The wildcard character '*' in the string s (if any) can be replaced with an arbitrary sequence (possibly empty) of lowercase Latin letters. No other character of s can be replaced with anything. If it is possible to replace a wildcard character '*' in s to obtain a string t, then the string t matches the pattern s.
For example, if s="aba*aba" then the following strings match it "abaaba", "abacaba" and "abazzzaba", but the following strings do not match: "ababa", "abcaaba", "codeforces", "aba1aba", "aba?aba".
If the given string t matches the given string s, print "YES", otherwise print "NO".
Input
The first line contains two integers n and m (1 ≤ n, m ≤ 2 ⋅ 10^5) — the length of the string s and the length of the string t, respectively.
The second line contains string s of length n, which consists of lowercase Latin letters and at most one wildcard character '*'.
The third line contains string t of length m, which consists only of lowercase Latin letters.
Output
Print "YES" (without quotes), if you can obtain the string t from the string s.

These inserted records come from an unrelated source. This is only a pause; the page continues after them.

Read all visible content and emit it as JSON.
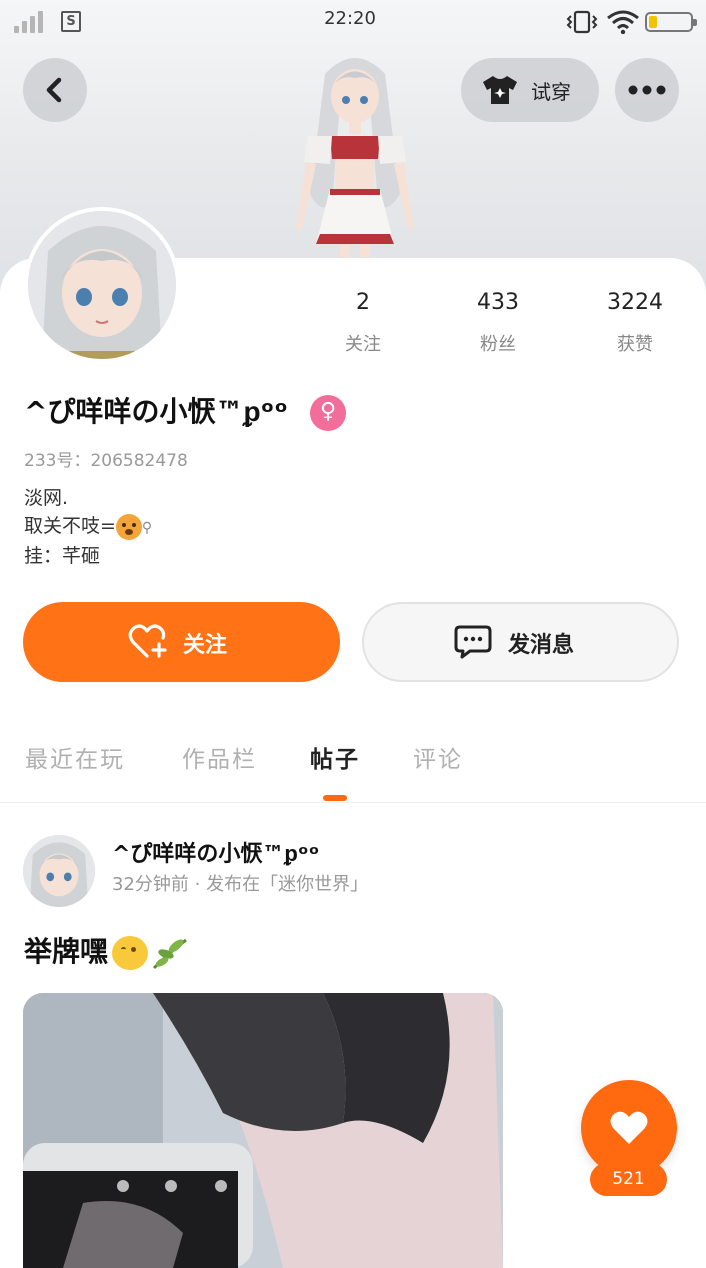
{
  "status_bar": {
    "time": "22:20",
    "sim_label": "S"
  },
  "header": {
    "try_on_label": "试穿"
  },
  "profile": {
    "username": "^ぴ咩咩の小恹™ᵱᵒᵒ",
    "gender_symbol": "♀",
    "uid_text": "233号：206582478",
    "bio_lines": [
      "淡网.",
      "取关不吱=",
      "挂：芊砸"
    ],
    "bio_pin": "⚲",
    "stats": [
      {
        "value": "2",
        "label": "关注"
      },
      {
        "value": "433",
        "label": "粉丝"
      },
      {
        "value": "3224",
        "label": "获赞"
      }
    ]
  },
  "actions": {
    "follow_label": "关注",
    "message_label": "发消息"
  },
  "tabs": [
    {
      "label": "最近在玩",
      "active": false
    },
    {
      "label": "作品栏",
      "active": false
    },
    {
      "label": "帖子",
      "active": true
    },
    {
      "label": "评论",
      "active": false
    }
  ],
  "post": {
    "author": "^ぴ咩咩の小恹™ᵱᵒᵒ",
    "meta": "32分钟前 · 发布在「迷你世界」",
    "text": "举牌嘿"
  },
  "like": {
    "count": "521"
  },
  "colors": {
    "accent": "#ff7216",
    "gender_badge": "#f26d9a"
  }
}
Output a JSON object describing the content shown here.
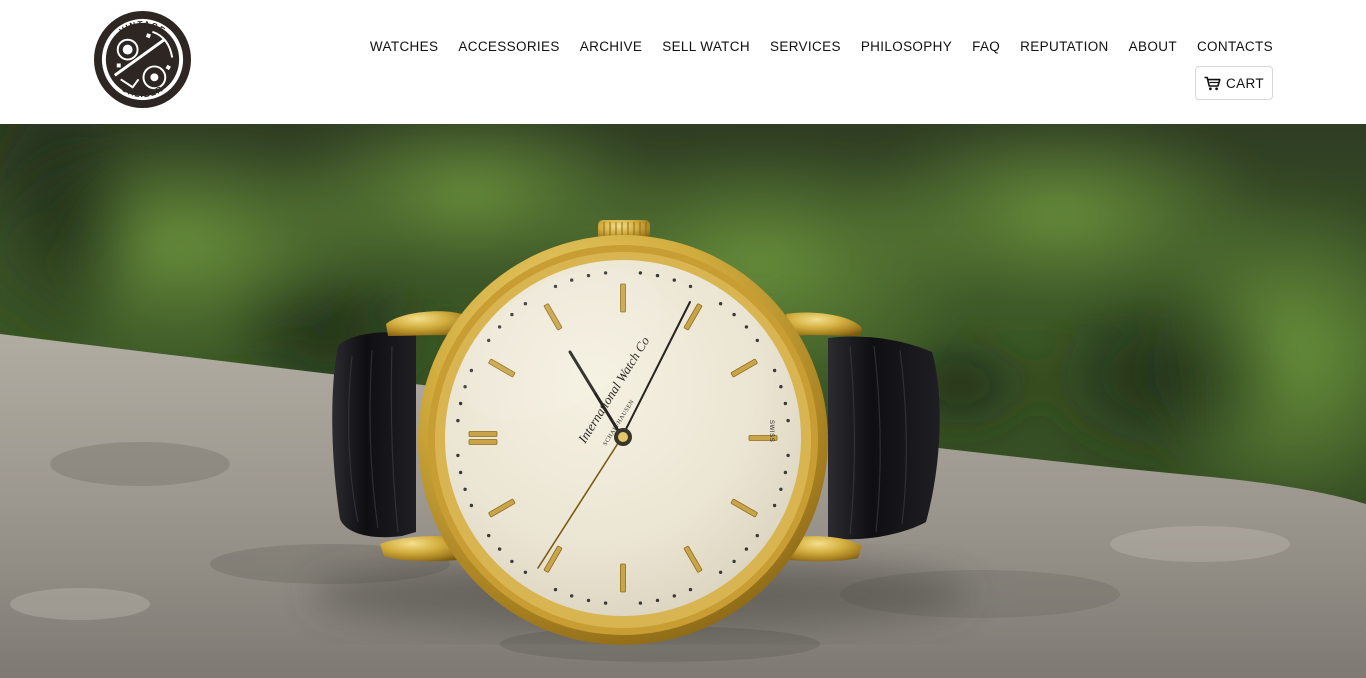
{
  "header": {
    "logo": {
      "icon": "vintage-caliber-logo-icon",
      "text_top": "VINTAGE",
      "text_bottom": "CALIBER"
    },
    "nav": [
      {
        "label": "WATCHES",
        "slug": "watches"
      },
      {
        "label": "ACCESSORIES",
        "slug": "accessories"
      },
      {
        "label": "ARCHIVE",
        "slug": "archive"
      },
      {
        "label": "SELL WATCH",
        "slug": "sell-watch"
      },
      {
        "label": "SERVICES",
        "slug": "services"
      },
      {
        "label": "PHILOSOPHY",
        "slug": "philosophy"
      },
      {
        "label": "FAQ",
        "slug": "faq"
      },
      {
        "label": "REPUTATION",
        "slug": "reputation"
      },
      {
        "label": "ABOUT",
        "slug": "about"
      },
      {
        "label": "CONTACTS",
        "slug": "contacts"
      }
    ],
    "cart": {
      "label": "CART",
      "icon": "cart-icon"
    }
  },
  "hero": {
    "image": "hero-watch-photo",
    "dial_brand": "International Watch Co",
    "dial_city": "SCHAFFHAUSEN",
    "dial_marking": "SWISS"
  },
  "colors": {
    "logo_dark": "#2d2622",
    "nav_text": "#111111",
    "cart_border": "#d7d7d7",
    "gold_case": "#d3ae3f",
    "dial": "#ebe5d3",
    "strap": "#121215",
    "foliage": "#3f6427",
    "stone": "#9c978f"
  }
}
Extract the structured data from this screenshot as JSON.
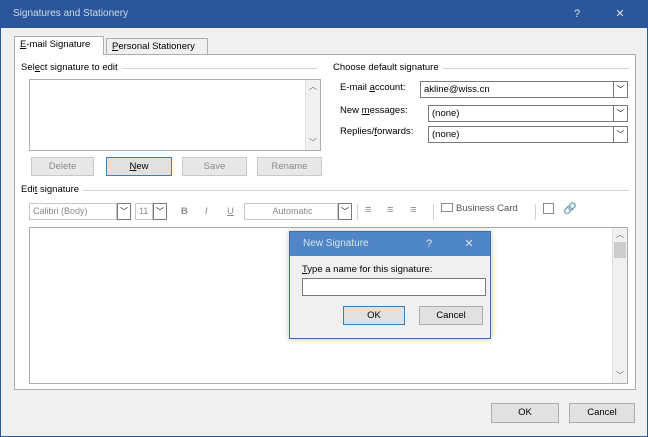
{
  "window": {
    "title": "Signatures and Stationery",
    "help_label": "?",
    "close_label": "✕"
  },
  "tabs": [
    {
      "label": "E-mail Signature",
      "accel": "E",
      "rest": "-mail Signature",
      "active": true
    },
    {
      "label": "Personal Stationery",
      "accel": "P",
      "rest": "ersonal Stationery",
      "active": false
    }
  ],
  "select_section": {
    "label_pre": "Sel",
    "label_accel": "e",
    "label_post": "ct signature to edit",
    "buttons": {
      "delete": "Delete",
      "new_accel": "N",
      "new_rest": "ew",
      "save": "Save",
      "rename": "Rename"
    }
  },
  "default_section": {
    "label": "Choose default signature",
    "email_account_pre": "E-mail ",
    "email_account_accel": "a",
    "email_account_post": "ccount:",
    "email_account_value": "akline@wiss.cn",
    "new_messages_pre": "New ",
    "new_messages_accel": "m",
    "new_messages_post": "essages:",
    "new_messages_value": "(none)",
    "replies_pre": "Replies/",
    "replies_accel": "f",
    "replies_post": "orwards:",
    "replies_value": "(none)"
  },
  "edit_section": {
    "label_pre": "Edi",
    "label_accel": "t",
    "label_post": " signature",
    "font_name": "Calibri (Body)",
    "font_size": "11",
    "bold": "B",
    "italic": "I",
    "underline": "U",
    "color": "Automatic",
    "business_card": "Business Card"
  },
  "new_signature_dialog": {
    "title": "New Signature",
    "help_label": "?",
    "close_label": "✕",
    "prompt_accel": "T",
    "prompt_rest": "ype a name for this signature:",
    "input_value": "",
    "ok": "OK",
    "cancel": "Cancel"
  },
  "footer": {
    "ok": "OK",
    "cancel": "Cancel"
  },
  "colors": {
    "titlebar": "#2b579a",
    "dialog_titlebar": "#4e86c6"
  }
}
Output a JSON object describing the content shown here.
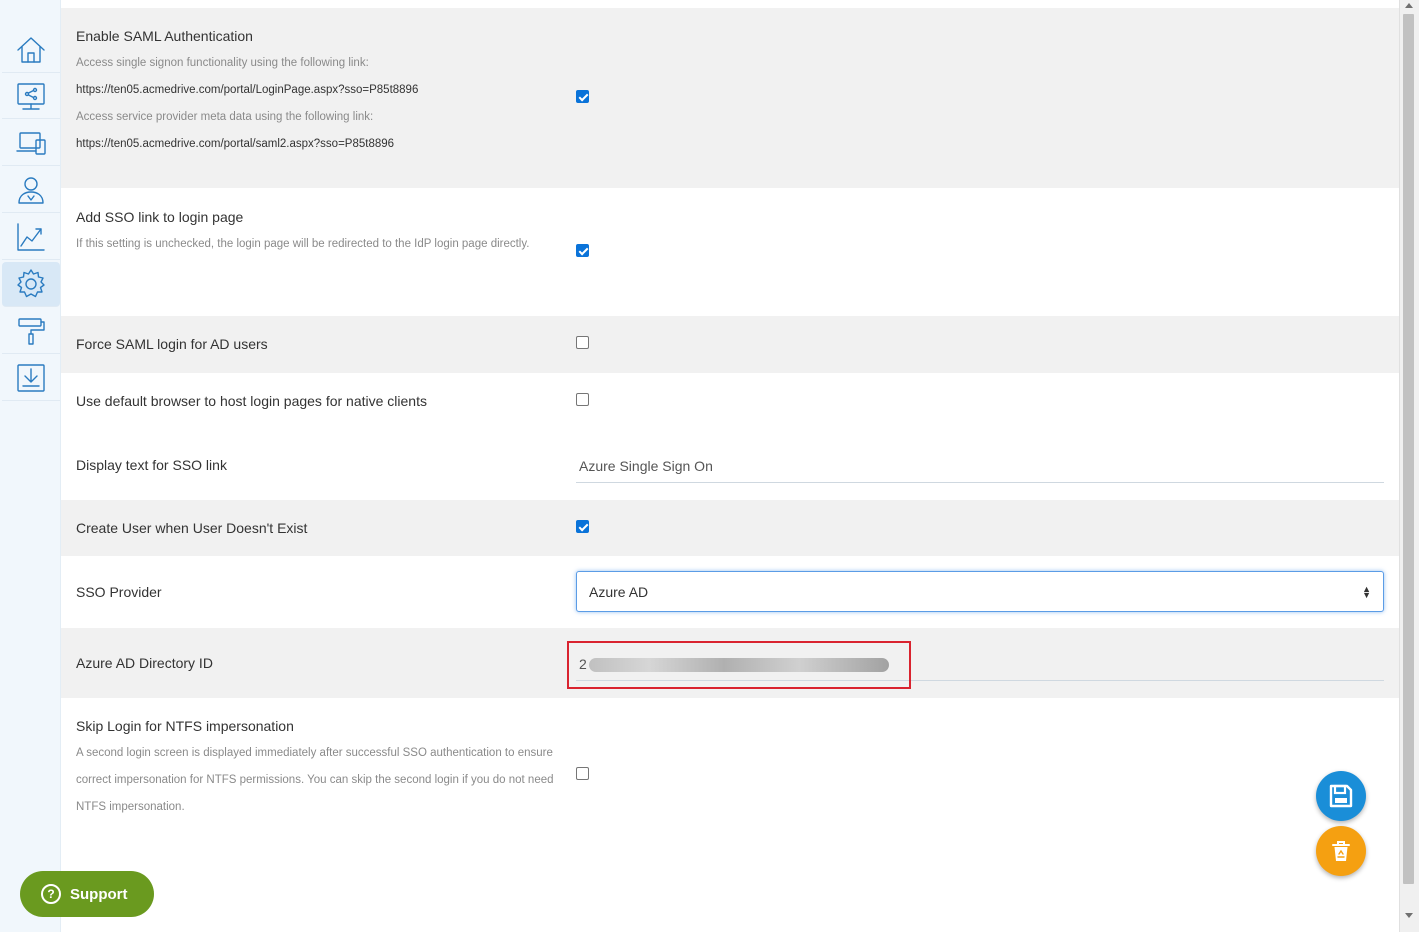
{
  "sidebar": {
    "items": [
      {
        "icon": "home-icon"
      },
      {
        "icon": "shared-folder-icon"
      },
      {
        "icon": "devices-icon"
      },
      {
        "icon": "users-icon"
      },
      {
        "icon": "reports-chart-icon"
      },
      {
        "icon": "settings-gear-icon",
        "active": true
      },
      {
        "icon": "customize-paint-roller-icon"
      },
      {
        "icon": "download-icon"
      }
    ]
  },
  "settings": {
    "saml": {
      "label": "Enable SAML Authentication",
      "desc1": "Access single signon functionality using the following link:",
      "link1": "https://ten05.acmedrive.com/portal/LoginPage.aspx?sso=P85t8896",
      "desc2": "Access service provider meta data using the following link:",
      "link2": "https://ten05.acmedrive.com/portal/saml2.aspx?sso=P85t8896",
      "checked": true
    },
    "sso_link": {
      "label": "Add SSO link to login page",
      "desc": "If this setting is unchecked, the login page will be redirected to the IdP login page directly.",
      "checked": true
    },
    "force_saml": {
      "label": "Force SAML login for AD users",
      "checked": false
    },
    "default_browser": {
      "label": "Use default browser to host login pages for native clients",
      "checked": false
    },
    "display_text": {
      "label": "Display text for SSO link",
      "value": "Azure Single Sign On"
    },
    "create_user": {
      "label": "Create User when User Doesn't Exist",
      "checked": true
    },
    "sso_provider": {
      "label": "SSO Provider",
      "value": "Azure AD"
    },
    "azure_dir_id": {
      "label": "Azure AD Directory ID",
      "value": "2"
    },
    "skip_login": {
      "label": "Skip Login for NTFS impersonation",
      "desc": "A second login screen is displayed immediately after successful SSO authentication to ensure correct impersonation for NTFS permissions. You can skip the second login if you do not need NTFS impersonation.",
      "checked": false
    }
  },
  "actions": {
    "save_icon": "save-floppy-icon",
    "clear_icon": "recycle-bin-icon"
  },
  "support": {
    "label": "Support"
  },
  "colors": {
    "accent": "#2a7bc0",
    "checkbox": "#0a73d9",
    "save": "#1a8ed8",
    "clear": "#f5a011",
    "support": "#6a9a1f",
    "highlight": "#d9232f"
  }
}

Otherwise print "NO" (without quotes).
Examples
Input
6 10
code*s
codeforces
Output
YES
Input
6 5
vk*cup
vkcup
Output
YES
Input
1 1
v
k
Output
NO
Input
9 6
gfgf*gfgf
gfgfgf
Output
NO
Note
In the first example a wildcard character '*' can be replaced with a string "force". So the string s after this replacement is "codeforces" and the answer is "YES".
In the second example a wildcard character '*' can be replaced with an empty string. So the string s after this replacement is "vkcup" and the answer is "YES".
There is no wildcard character '*' in the third example and the strings "v" and "k" are different so the answer is "NO".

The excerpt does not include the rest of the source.